We record them as a pair (S_3,S_9). The same is true for (S_4,S_10) and (S_6,S_12). Now the last missing tile in the puzzle is the addition instructions S_5 and S_11. Lets consider the dependency graph (slightly more complicated):

The sky blue lines from the load operations provide a lead to the two addition operations. The algorithm adds new pairs by following the definition-use and use-definition edges in the dependency graph. Thus yielding the pair (S_5, S_11). Having all pairs the algorithm tries to extend pairs that are adjacent to each other. In this example above, there is nothing that can be merged, but if the loop is unrolled once more, there will be pairs that can be merged. If a pair is merged it is called a pack. As an example if there are two pairs (a,b), (b,c) they are merged into the pack (a,b,c).

Operations that are independent and adjacent in memory have been merged into packs. The last step is to schedule the instructions using the acyclic dependency graph (see picture above). Scheduling tries to emit grouped operations. For the pair (S_3,S_9) it will schedule all other nodes until both have no preceding dependency and emits an instruction v_ai = vec_load(a, i, 2) operation instead of two separate load instructions. The resulting trace looks similar to:

j = i + 1
guard_true(j <= 30)
k = j + 1
guard_true(k <= 30)
v_ai = vec_load(a, i, 2)
v_bi = vec_load(b, i, 2)
v_ci = vec_add(v_ai,v_bi,2)
vec_store(c, i, ci)

If we are able to get rid of the redundant index calculation and the weaker guard(j <= 30), then the algorithm managed to let the loop finish twice as fast. This will be subject on the next post.

Implementation progress

Things are partly working already and some problems have already been solved. The PyPy backend in my vecopt branch can build dependency graphs of traces, is able to unroll them and apply the algorithm on that unrolled trace. So it is able to group instructions and emits vector operations. In addition I adapted the x86 backend to emit SSE2 vector instructions and tested it both in the test suite and build a sample interpreter that suddenly was able to boost the loop of 32-bit integer arithmetic 4x faster (wow!).

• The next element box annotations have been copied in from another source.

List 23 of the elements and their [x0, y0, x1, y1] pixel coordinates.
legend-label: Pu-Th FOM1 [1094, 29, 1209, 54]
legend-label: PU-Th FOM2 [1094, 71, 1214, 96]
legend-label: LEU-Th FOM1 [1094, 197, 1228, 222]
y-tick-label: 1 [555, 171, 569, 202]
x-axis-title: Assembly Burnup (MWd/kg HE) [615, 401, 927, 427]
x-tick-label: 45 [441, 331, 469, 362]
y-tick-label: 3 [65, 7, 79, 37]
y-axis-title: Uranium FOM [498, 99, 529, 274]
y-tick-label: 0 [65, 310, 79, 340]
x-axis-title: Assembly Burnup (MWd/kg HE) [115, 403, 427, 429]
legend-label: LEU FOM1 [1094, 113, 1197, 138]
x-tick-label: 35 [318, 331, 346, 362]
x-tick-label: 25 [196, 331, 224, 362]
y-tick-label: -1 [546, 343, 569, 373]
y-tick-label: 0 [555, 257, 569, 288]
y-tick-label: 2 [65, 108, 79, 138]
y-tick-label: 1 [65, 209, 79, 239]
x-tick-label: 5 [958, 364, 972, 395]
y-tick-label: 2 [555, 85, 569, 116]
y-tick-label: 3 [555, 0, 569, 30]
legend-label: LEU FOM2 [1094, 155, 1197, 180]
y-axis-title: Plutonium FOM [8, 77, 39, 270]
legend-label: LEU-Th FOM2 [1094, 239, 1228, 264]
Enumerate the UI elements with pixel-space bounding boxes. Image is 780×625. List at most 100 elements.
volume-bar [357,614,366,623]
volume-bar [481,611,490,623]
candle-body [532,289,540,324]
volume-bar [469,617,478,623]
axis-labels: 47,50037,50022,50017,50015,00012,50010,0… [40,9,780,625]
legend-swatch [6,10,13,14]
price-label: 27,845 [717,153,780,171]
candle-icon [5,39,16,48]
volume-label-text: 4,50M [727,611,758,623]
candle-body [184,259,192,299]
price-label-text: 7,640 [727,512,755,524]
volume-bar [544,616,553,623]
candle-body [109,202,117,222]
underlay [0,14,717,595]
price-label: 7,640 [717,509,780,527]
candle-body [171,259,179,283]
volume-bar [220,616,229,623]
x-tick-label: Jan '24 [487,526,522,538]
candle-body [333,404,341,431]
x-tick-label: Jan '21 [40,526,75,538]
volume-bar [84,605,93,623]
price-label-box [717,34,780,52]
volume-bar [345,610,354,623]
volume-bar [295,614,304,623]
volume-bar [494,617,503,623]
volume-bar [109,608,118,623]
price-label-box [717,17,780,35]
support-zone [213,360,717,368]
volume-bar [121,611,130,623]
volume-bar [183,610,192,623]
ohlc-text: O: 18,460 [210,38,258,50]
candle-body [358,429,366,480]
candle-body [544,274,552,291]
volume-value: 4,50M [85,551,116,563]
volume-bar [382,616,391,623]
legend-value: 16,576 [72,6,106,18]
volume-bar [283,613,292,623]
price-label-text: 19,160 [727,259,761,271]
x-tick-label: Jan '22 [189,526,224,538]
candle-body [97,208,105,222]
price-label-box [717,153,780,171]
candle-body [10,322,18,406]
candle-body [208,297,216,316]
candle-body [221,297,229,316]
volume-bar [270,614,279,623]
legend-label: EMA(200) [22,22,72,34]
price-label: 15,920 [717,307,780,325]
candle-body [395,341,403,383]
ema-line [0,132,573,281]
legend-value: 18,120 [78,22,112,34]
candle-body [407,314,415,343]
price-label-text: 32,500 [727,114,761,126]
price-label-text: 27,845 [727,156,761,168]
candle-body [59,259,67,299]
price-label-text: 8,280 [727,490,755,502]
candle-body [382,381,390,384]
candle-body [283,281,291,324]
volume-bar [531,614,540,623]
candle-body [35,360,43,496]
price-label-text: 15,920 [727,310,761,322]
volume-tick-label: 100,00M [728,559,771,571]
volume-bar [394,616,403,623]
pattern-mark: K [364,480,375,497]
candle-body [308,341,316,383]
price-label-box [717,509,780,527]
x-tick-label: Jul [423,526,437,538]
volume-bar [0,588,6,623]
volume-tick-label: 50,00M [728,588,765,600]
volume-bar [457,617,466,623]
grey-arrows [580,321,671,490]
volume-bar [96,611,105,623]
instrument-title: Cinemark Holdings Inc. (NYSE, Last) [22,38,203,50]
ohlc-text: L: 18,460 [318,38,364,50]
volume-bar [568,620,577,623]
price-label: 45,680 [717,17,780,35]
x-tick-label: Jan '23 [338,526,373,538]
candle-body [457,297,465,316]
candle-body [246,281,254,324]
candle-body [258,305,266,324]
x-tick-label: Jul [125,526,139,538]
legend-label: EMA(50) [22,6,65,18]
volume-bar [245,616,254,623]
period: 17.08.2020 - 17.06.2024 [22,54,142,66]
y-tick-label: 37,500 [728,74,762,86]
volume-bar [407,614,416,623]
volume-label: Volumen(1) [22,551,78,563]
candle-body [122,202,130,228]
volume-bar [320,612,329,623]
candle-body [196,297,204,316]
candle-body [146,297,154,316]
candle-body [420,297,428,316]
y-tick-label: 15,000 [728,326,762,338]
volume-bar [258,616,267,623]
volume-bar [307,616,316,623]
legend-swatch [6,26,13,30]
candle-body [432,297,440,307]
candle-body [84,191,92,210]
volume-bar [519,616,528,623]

Still there is a lot todo this summer! I started to test more complicated cases of NumPy traces and currently work on constant and variable expansion.


In this post I outlined how an ahead of time compiler vectorizes loops. This is not feasible because of the fact that traces do not carry explicit loop information in the loop header. In addition the dependency graph is cyclic and cycle checking is needed. It is also hard to apply loop distribution and loop fission on a trace (it is not easy to reconstruct resume state from a guard in a custom tailored trace).

Basic blocks also suitable to vectorize statements. Even if the loop is not unrolled, if there is parallelism on statement level, the algorithm will find it. In fact the only few tricks are needed to reschedule traces in a vectorized form: unroll the loop, find pairs, extend them to packs and reschedule them.


Larsen, Samuel, and Saman Amarasinghe. Exploiting superword level parallelism with multimedia instruction sets. Vol. 35. No. 5. ACM, 2000.

Pryanishnikov, Ivan, Andreas Krall, and Nigel Horspool. "Compiler optimizations for processors with SIMD instructions." Software: Practice and Experience 37.1 (2007): 93-113.